Avita Publishing in Estonia has just rolled out my translation of a 1966 classic children’s book called Jussike’s Seven Friends (Jussikese seitse sõpra in the original Estonian). I’m excited about this not only because I worked on it, but because it’s a lovely, beautifully illustrated story that manages to be simultaneously universal and deeply Estonian. It also serves as a cultural touchstone for Estonians of my generation, which makes the book, and its main character in particular, nostalgic icons to be passed to the next generation. This explains why we had a copy at hand when the publishing house contacted me about the possibility of a translation, and it also explains why, as we were reading through the bilingual ad copy accompanying the book in Avita’s online store, our four-year-old daughter looked at the picture on the screen and shouted, “Look! It’s Jussike!”

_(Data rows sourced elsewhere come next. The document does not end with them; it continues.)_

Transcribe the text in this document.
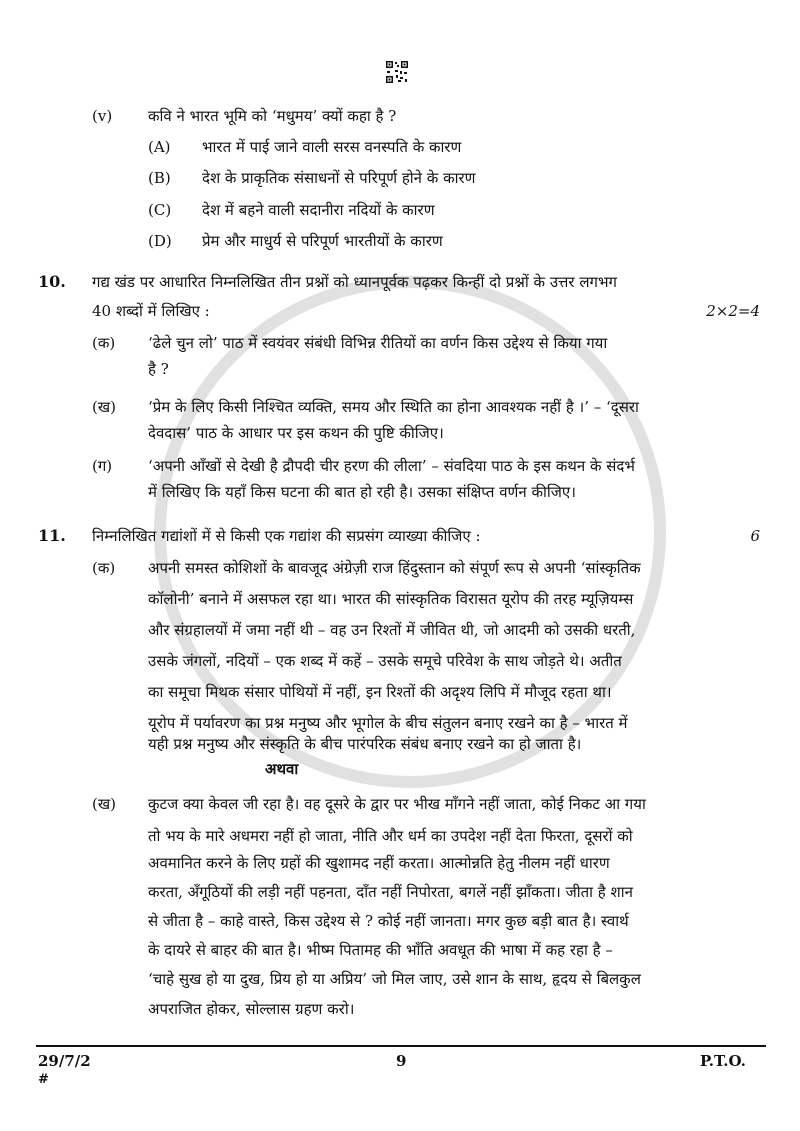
(v) कवि ने भारत भूमि को ‘मधुमय’ क्यों कहा है ?
(A) भारत में पाई जाने वाली सरस वनस्पति के कारण
(B) देश के प्राकृतिक संसाधनों से परिपूर्ण होने के कारण
(C) देश में बहने वाली सदानीरा नदियों के कारण
(D) प्रेम और माधुर्य से परिपूर्ण भारतीयों के कारण
10. गद्य खंड पर आधारित निम्नलिखित तीन प्रश्नों को ध्यानपूर्वक पढ़कर किन्हीं दो प्रश्नों के उत्तर लगभग
40 शब्दों में लिखिए :	2×2=4
(क) ‘ढेले चुन लो’ पाठ में स्वयंवर संबंधी विभिन्न रीतियों का वर्णन किस उद्देश्य से किया गया
है ?
(ख) ‘प्रेम के लिए किसी निश्चित व्यक्ति, समय और स्थिति का होना आवश्यक नहीं है ।’ – ‘दूसरा
देवदास’ पाठ के आधार पर इस कथन की पुष्टि कीजिए।
(ग) ‘अपनी आँखों से देखी है द्रौपदी चीर हरण की लीला’ – संवदिया पाठ के इस कथन के संदर्भ
में लिखिए कि यहाँ किस घटना की बात हो रही है। उसका संक्षिप्त वर्णन कीजिए।
11. निम्नलिखित गद्यांशों में से किसी एक गद्यांश की सप्रसंग व्याख्या कीजिए :	6
(क) अपनी समस्त कोशिशों के बावजूद अंग्रेज़ी राज हिंदुस्तान को संपूर्ण रूप से अपनी ‘सांस्कृतिक
कॉलोनी’ बनाने में असफल रहा था। भारत की सांस्कृतिक विरासत यूरोप की तरह म्यूज़ियम्स
और संग्रहालयों में जमा नहीं थी – वह उन रिश्तों में जीवित थी, जो आदमी को उसकी धरती,
उसके जंगलों, नदियों – एक शब्द में कहें – उसके समूचे परिवेश के साथ जोड़ते थे। अतीत
का समूचा मिथक संसार पोथियों में नहीं, इन रिश्तों की अदृश्य लिपि में मौजूद रहता था।
यूरोप में पर्यावरण का प्रश्न मनुष्य और भूगोल के बीच संतुलन बनाए रखने का है – भारत में
यही प्रश्न मनुष्य और संस्कृति के बीच पारंपरिक संबंध बनाए रखने का हो जाता है।
अथवा
(ख) कुटज क्या केवल जी रहा है। वह दूसरे के द्वार पर भीख माँगने नहीं जाता, कोई निकट आ गया
तो भय के मारे अधमरा नहीं हो जाता, नीति और धर्म का उपदेश नहीं देता फिरता, दूसरों को
अवमानित करने के लिए ग्रहों की खुशामद नहीं करता। आत्मोन्नति हेतु नीलम नहीं धारण
करता, अँगूठियों की लड़ी नहीं पहनता, दाँत नहीं निपोरता, बगलें नहीं झाँकता। जीता है शान
से जीता है – काहे वास्ते, किस उद्देश्य से ? कोई नहीं जानता। मगर कुछ बड़ी बात है। स्वार्थ
के दायरे से बाहर की बात है। भीष्म पितामह की भाँति अवधूत की भाषा में कह रहा है –
‘चाहे सुख हो या दुख, प्रिय हो या अप्रिय’ जो मिल जाए, उसे शान के साथ, हृदय से बिलकुल
अपराजित होकर, सोल्लास ग्रहण करो।
29/7/2
#
9	P.T.O.
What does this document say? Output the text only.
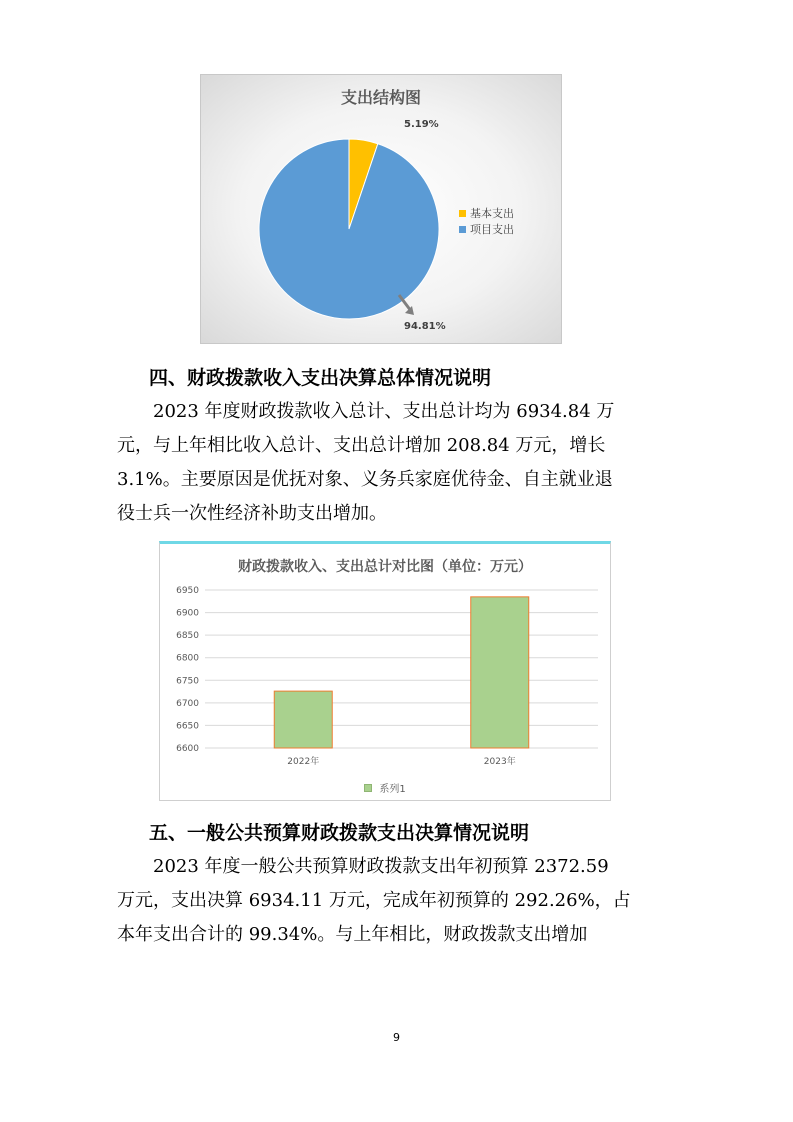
支出结构图
5.19%
94.81%
基本支出
项目支出
四、财政拨款收入支出决算总体情况说明

2023 年度财政拨款收入总计、支出总计均为 6934.84 万

元，与上年相比收入总计、支出总计增加 208.84 万元，增长

3.1%。主要原因是优抚对象、义务兵家庭优待金、自主就业退

役士兵一次性经济补助支出增加。

财政拨款收入、支出总计对比图（单位：万元）
6600
6650
6700
6750
6800
6850
6900
6950
2022年	2023年
系列1
五、一般公共预算财政拨款支出决算情况说明

2023 年度一般公共预算财政拨款支出年初预算 2372.59

万元，支出决算 6934.11 万元，完成年初预算的 292.26%，占

本年支出合计的 99.34%。与上年相比，财政拨款支出增加

9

That type of identification with the character led early on to the difficult question of what to do with the main character’s name. As familiar as Jussike may be to an Estonian, it looks intimidating to an English speaker. The correct pronunciation of Jussike is “YOU-see-keh,” primary emphasis on the first syllable, a bit of a linger on the doubled S, and no stress on the last two syllables. The -ke ending on the name is a diminutive suffix, and it has been tacked onto Juss, a standard nickname for Johannes. Strictly speaking, one could translate Jussike as “Johnny,” and we considered doing so to make the title more attractive to English-language book buyers. It didn’t feel right to me, so I asked my wife what she thought, and she made a face. “Absolutely not! He’s Jussike.”
The more I thought about it the more I agreed. If somebody came up to you and told you they connected to American culture via a set of films featuring an animated rodent named Mikhail the Mouse, you’d probably recognize Disney’s character, but it would take a couple too many synaptic jumps to get there. You would also probably laugh. On the other hand, Santa Claus appears in Estonian tradition as Jõuluvana, certainly the same character—an old man handing out toys in midwinter—though translated both culturally and literally.
Jussike is an Estonian boy who learns the value and pleasure of work and friendship on his journey through the lands of the personified days of the week. The moral of the story and the sweetness of the characters themselves have universal appeal. Jussike’s cultural identity, however, is thoroughly Estonian. The weekdays’ personifications wear recognizable traditional Estonian folk costumes. A boy named Little Johnny isn’t all that likely to skip off to the sauna at the end of a long Saturday to freshen up for Sunday morning, either.
A lot of the pride and joy I feel in helping to get this book out into the world comes from the privilege of introducing the story and Jussike himself to a much wider audience. For me, the challenge in literary translation work lies in making a work accessible without losing its cultural voice. I wanted to change the language without changing the essential experience of the story any more than necessary. Altering the main character’s name changed the character in some way. We don’t identify with a name, regardless of how accessible it may be—we identify with a character. I hope that anybody who reads to small children will enjoy meeting and reading about Jussike in English as much as those of us privileged enough to meet him in the original Estonian have.